When someone rushes on to the stage yelling "I gotta talk to you", there is real danger in the air.

Monday, April 08, 2019

Looking back on the golden age of blogging


One of the stars of the early years of Liberal Democrat blogging was Nick Barlow.

The other day he announced (on Medium) that he had decided to let his blog What You Can Get Away with disappear - though it is still available via the Wayback Machine.

In making that announcement he wrote:
In the way that all ageing men looking back on their youth remember it as a golden age, that period up to around 2005 was the heyday of British blogging, especially political blogging. 
There was a community and a network of writers, reading and responding to each other, fed into by a wave of commenters who’d pop up across a range of blogs to contribute to the debate and it all felt like one big conversation. It could get challenging and angry at times (this was the period of the Iraq War) but it felt like something interesting and different was going on. 
And then, like so many other things, it just got too big. The “blogosphere” (a terrible word, but I never found a better one) started to become a place where people realised they could make a name for themselves, and blogs started becoming more about self-promotion and developing your own community, not just one part of a wider and bigger conversation. 
Twitter and Facebook started nibbling at the edges of what blogging had been, especially the conversational aspects of it, and blogs started becoming more content repositories than anything else.
I would place the good old days a little nearer than that.

In saying that I am thinking of the wonderful unconference Caron Lindsay organised in Edinburgh in 2009 and my trip to New York (courtesy of Oxfam) the following year.

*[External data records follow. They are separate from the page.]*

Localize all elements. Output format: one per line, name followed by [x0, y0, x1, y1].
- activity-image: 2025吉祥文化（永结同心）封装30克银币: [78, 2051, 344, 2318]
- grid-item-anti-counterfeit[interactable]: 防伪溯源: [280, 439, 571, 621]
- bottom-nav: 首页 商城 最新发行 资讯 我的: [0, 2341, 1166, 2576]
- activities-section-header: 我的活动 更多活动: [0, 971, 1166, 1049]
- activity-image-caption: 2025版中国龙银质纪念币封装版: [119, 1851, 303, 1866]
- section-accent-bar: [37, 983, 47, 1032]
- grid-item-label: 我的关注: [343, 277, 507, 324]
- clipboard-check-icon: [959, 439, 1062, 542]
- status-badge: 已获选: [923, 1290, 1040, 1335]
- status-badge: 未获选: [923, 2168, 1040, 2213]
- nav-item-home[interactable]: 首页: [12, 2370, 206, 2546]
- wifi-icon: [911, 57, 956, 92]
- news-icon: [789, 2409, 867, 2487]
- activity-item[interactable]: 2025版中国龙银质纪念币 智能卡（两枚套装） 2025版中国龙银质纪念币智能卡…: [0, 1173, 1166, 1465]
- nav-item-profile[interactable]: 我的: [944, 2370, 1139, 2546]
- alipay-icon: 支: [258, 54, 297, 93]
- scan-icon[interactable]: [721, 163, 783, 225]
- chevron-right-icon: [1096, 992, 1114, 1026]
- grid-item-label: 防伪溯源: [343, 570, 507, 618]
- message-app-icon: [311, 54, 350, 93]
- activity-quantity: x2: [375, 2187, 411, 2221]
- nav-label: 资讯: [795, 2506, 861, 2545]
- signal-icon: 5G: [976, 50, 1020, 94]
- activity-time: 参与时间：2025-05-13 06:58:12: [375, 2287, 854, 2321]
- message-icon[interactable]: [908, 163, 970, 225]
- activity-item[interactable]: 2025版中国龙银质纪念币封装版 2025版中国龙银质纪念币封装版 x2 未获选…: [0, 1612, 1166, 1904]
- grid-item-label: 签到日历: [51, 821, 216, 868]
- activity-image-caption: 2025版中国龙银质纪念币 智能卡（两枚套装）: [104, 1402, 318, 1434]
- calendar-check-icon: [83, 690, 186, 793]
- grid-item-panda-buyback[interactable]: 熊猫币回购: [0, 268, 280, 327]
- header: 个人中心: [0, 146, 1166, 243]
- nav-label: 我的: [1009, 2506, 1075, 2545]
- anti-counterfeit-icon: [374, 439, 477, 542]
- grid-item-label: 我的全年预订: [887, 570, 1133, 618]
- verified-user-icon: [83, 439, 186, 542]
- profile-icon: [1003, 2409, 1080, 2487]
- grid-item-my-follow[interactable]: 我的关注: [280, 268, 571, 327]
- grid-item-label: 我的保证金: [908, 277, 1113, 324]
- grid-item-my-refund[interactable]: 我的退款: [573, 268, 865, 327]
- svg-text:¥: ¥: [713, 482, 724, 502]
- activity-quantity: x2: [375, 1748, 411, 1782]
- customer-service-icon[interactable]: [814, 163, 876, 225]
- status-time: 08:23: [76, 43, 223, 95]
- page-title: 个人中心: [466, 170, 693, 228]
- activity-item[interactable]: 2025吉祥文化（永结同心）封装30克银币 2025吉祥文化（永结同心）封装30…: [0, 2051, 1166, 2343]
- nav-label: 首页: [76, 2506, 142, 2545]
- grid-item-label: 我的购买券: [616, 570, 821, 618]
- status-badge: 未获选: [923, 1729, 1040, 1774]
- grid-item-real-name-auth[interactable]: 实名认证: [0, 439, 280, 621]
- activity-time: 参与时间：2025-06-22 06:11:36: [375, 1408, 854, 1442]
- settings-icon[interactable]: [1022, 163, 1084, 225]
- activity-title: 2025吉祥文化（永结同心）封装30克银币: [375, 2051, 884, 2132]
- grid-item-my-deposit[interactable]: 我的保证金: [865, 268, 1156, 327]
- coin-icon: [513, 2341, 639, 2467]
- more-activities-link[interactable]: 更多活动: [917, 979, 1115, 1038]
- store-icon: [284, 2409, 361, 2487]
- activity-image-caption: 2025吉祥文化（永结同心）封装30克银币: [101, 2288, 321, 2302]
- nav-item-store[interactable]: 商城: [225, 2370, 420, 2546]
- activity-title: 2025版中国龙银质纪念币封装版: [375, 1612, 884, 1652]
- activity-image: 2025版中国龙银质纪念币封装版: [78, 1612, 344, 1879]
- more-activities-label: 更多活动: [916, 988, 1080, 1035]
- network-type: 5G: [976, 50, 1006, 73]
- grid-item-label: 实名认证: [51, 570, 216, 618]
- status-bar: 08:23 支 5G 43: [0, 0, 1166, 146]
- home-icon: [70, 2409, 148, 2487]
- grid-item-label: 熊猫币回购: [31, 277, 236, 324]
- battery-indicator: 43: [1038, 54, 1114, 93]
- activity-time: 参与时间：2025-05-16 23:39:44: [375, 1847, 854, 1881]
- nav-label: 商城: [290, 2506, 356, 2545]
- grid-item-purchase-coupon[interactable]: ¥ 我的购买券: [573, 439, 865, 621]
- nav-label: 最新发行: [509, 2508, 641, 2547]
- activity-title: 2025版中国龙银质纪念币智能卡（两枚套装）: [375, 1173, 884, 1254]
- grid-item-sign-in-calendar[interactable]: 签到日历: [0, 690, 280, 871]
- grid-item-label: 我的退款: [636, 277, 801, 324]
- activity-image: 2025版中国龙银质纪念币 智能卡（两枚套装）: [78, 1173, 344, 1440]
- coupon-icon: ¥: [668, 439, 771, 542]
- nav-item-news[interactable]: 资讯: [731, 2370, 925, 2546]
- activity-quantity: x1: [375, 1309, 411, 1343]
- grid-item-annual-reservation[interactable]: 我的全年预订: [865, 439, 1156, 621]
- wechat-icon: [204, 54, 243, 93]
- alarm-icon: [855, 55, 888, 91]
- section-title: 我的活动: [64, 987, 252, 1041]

Just after I got back from the US I was given a free pizza by Domino's after posting about them, which means my two best freebies from blogging came back to back.

But whenever the golden age of blogging was, we can agree that it is now long over.

I originally set up Liberal England as a way of promoting a long-vanished site I posted for Lord Bonkers, but blogging soon became my passion.

As you may have noticed, I fell in love with Twitter too, but every time I have got close to having a Facebook page something has happened to put me off. Maybe, deep down, I am afraid that it would supplant this blog.

I am aware that I ought to write more articles and even books, but I remain hooked on the instant rewards that blogging brings.

And I have never found a platform that has tempted me away from dear old Blogger.